Ese día, después de haber bebido un poco de leche, la tiró al suelo, luego tiró arena en la palangana de agua, llenó el biberón con arena y agua, agregó todo esto al orinal, y encima puso el muñeco de goma y el biberón. Me confió todo.

En ese momento, fue a abrir la puerta, y volvió con el rostro convulsionado de miedo. Cogió el biberón que estaba en el orinal y lo rompió, ensañándose con él hasta reducirlo a ínfimos pedacitos. Después los recogió cuidadosamente y los hundió en la arena del orinal. Se hallaba en tal estado que tuve que llevarle abajo, sintiendo que ya no podía hacer nada más por él. Se llevó el orinal. Un poco de arena cayó al suelo desencadenando en él un pánico inverosímil. Se vio obligado a recoger hasta la más mínima pizca, como si fuese un pedazo de sí mismo, y aullaba: ¡El lobo! ¡El lobo!

No pudo permanecer en la colectividad, no pudo soportar que ningún niño se acercara a su orinal. Debieron acostarlo en un estado de tensión intensa que sólo cedió, de manera espectacular, después de una irrupción diarreica, que extendió por todas partes con sus manos, en su cama y sobre las paredes.

Esta escena era tan patética, vivida con tal angustia, que yo estaba muy inquieta, y empecé a comprender la idea que él tenía de sí mismo.

La precisó al día siguiente, cuando debí frustrarlo, corrió a la ventana, la abrió, gritó ¡El lobo! ¡El lobo!, y viendo su imagen en el vidrio, la golpeó, gritando: ¡El lobo! ¡El lobo!
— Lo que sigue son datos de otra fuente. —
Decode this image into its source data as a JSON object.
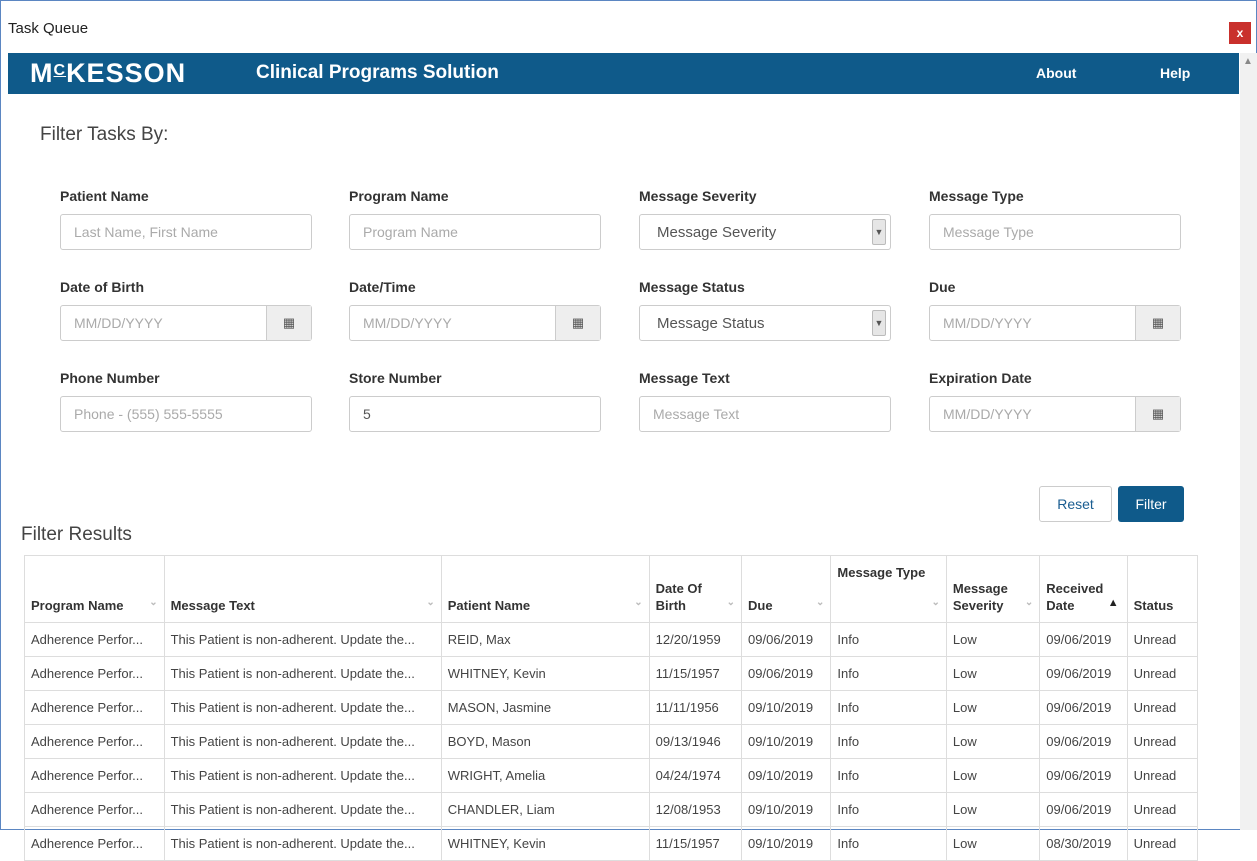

Roberto se representaba así, él era ¡El lobo! En su propia imagen la que golpea o la que evoca con tanta tensión. Ese orinal donde puso lo que entra en él y lo que sale, el pipí y la caca, después una imagen humana, la muñeca, luego los restos del biberón, eran verdaderamente una imagen de él mismo, semejante a la del lobo, como lo evidenció el pánico que tuvo cuando un poco de arena cayó al suelo. Sucesiva y simultáneamente, él era todos los elementos que puso en el orinal. Roberto no era más que una serie de objetos por los que entraba en contacto con la vida cotidiana, símbolos de los contenidos de su cuerpo. La arena es símbolo de las heces, el agua de la orina, la leche de lo que entra en su cuerpo. Pero la escena del orinal muestra que diferenciaba muy poco todo esto. Para él, todos los contenidos están unidos en el mismo sentimiento de destrucción permanente de su cuerpo, el cual, por oposición a esos contenidos, representa el continente -que simbolizó con el biberón roto- cuyos pedazos fueron enterrados entre esos contenidos destructores.
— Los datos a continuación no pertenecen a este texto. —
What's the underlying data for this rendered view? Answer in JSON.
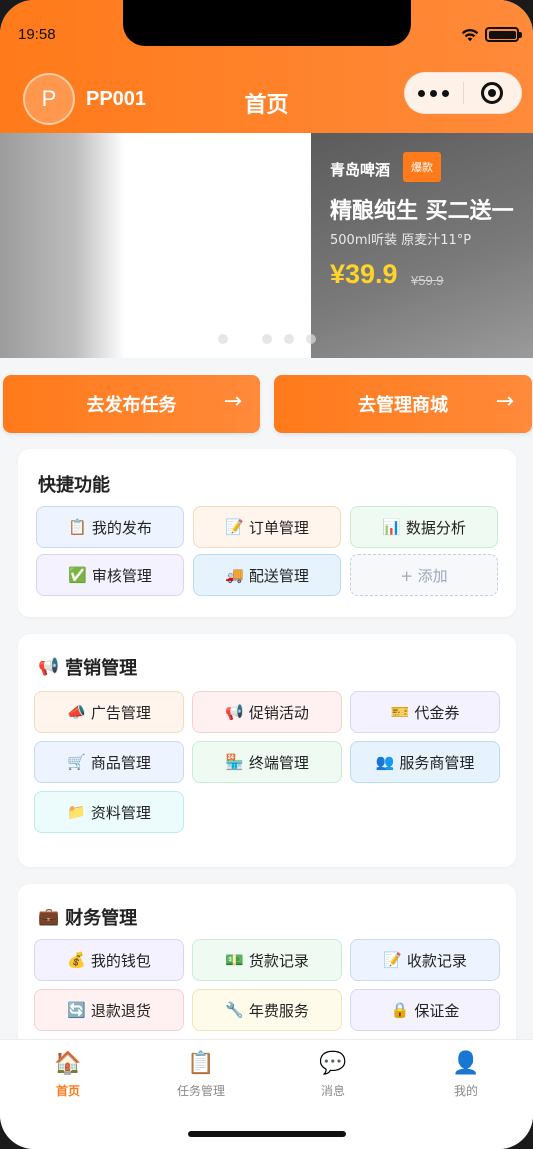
{
  "status": {
    "time": "19:58"
  },
  "header": {
    "avatar_letter": "P",
    "username": "PP001",
    "title": "首页"
  },
  "banner": {
    "brand": "青岛啤酒",
    "badge": "爆款",
    "title": "精酿纯生 买二送一",
    "subtitle": "500ml听装 原麦汁11°P",
    "price": "¥39.9",
    "old_price": "¥59.9",
    "active_dot": 1,
    "dot_count": 5
  },
  "actions": {
    "publish_label": "去发布任务",
    "mall_label": "去管理商城",
    "arrow": "→"
  },
  "quick": {
    "title": "快捷功能",
    "items": [
      {
        "icon": "📋",
        "label": "我的发布"
      },
      {
        "icon": "📝",
        "label": "订单管理"
      },
      {
        "icon": "📊",
        "label": "数据分析"
      },
      {
        "icon": "✅",
        "label": "审核管理"
      },
      {
        "icon": "🚚",
        "label": "配送管理"
      },
      {
        "icon": "",
        "label": "+ 添加"
      }
    ]
  },
  "marketing": {
    "icon": "📢",
    "title": "营销管理",
    "items": [
      {
        "icon": "📣",
        "label": "广告管理"
      },
      {
        "icon": "📢",
        "label": "促销活动"
      },
      {
        "icon": "🎫",
        "label": "代金券"
      },
      {
        "icon": "🛒",
        "label": "商品管理"
      },
      {
        "icon": "🏪",
        "label": "终端管理"
      },
      {
        "icon": "👥",
        "label": "服务商管理"
      },
      {
        "icon": "📁",
        "label": "资料管理"
      }
    ]
  },
  "finance": {
    "icon": "💼",
    "title": "财务管理",
    "items": [
      {
        "icon": "💰",
        "label": "我的钱包"
      },
      {
        "icon": "💵",
        "label": "货款记录"
      },
      {
        "icon": "📝",
        "label": "收款记录"
      },
      {
        "icon": "🔄",
        "label": "退款退货"
      },
      {
        "icon": "🔧",
        "label": "年费服务"
      },
      {
        "icon": "🔒",
        "label": "保证金"
      }
    ]
  },
  "tabbar": [
    {
      "icon": "🏠",
      "label": "首页"
    },
    {
      "icon": "📋",
      "label": "任务管理"
    },
    {
      "icon": "💬",
      "label": "消息"
    },
    {
      "icon": "👤",
      "label": "我的"
    }
  ],
  "colors": {
    "brand": "#ff7a1a",
    "price": "#ffd42a"
  }
}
En la fase siguiente Roberto exorcizaba ¡El lobo! Digo exorcismo, porque este niño me daba la impresión de ser un poseído. Gracias a mi permanencia pudo exorcizar, con un poco de leche que había bebido, las escenas de la vida cotidiana que le hacían tanto daño.

En ese momento, mis interpretaciones tendieron, sobre todo, a diferenciar los contenidos de su cuerpo desde el punto de vista afectivo. La leche es lo que se recibe. La caca es lo que se da, y su valor depende de la leche que se ha recibido. El pipí es agresivo.

Numerosas sesiones se desarrollaron así. Cuando hacía pipí en el orinal, me anunciaba: Caca no, es pipí. Estaba desolado. Yo lo calmaba diciéndole que había recibido muy poco como para poder dar algo, sin que esto lo destruyera. Se tranquilizaba. Podía entonces vaciar el orinal en el cuarto de baño.

El vaciado del orinal se rodeaba de muchos ritos de protección. Comenzó vaciando la orina en el lavabo del W. C., dejando abierto el grifo de agua para poder así reemplazar la orina por agua. Llenaba el orinal, haciéndolo desbordar ampliamente como si un continente no tuviese existencia sino por su contenido, y debiese desbordar para, a su vez, contenerlo. Había allí una visión sincrética del ser en el tiempo, como continente y contenido, al igual que en la vida intrauterina.

Roberto recobraba aquí la imagen confusa que tenía de sí mismo. Vaciaba ese pipí y trataba de recuperarlo, persuadido de que era él quien se iba. Aullaba: ¡El lobo!, y el orinal sólo tenía realidad para él cuando estaba lleno. Toda mi actitud fue mostrarle la realidad del orinal, que seguía existiendo después de vaciado de su pipí; así como él, Roberto, permanecía después de haber hecho pipí, así como el grifo no era arrastrado por el agua que corre.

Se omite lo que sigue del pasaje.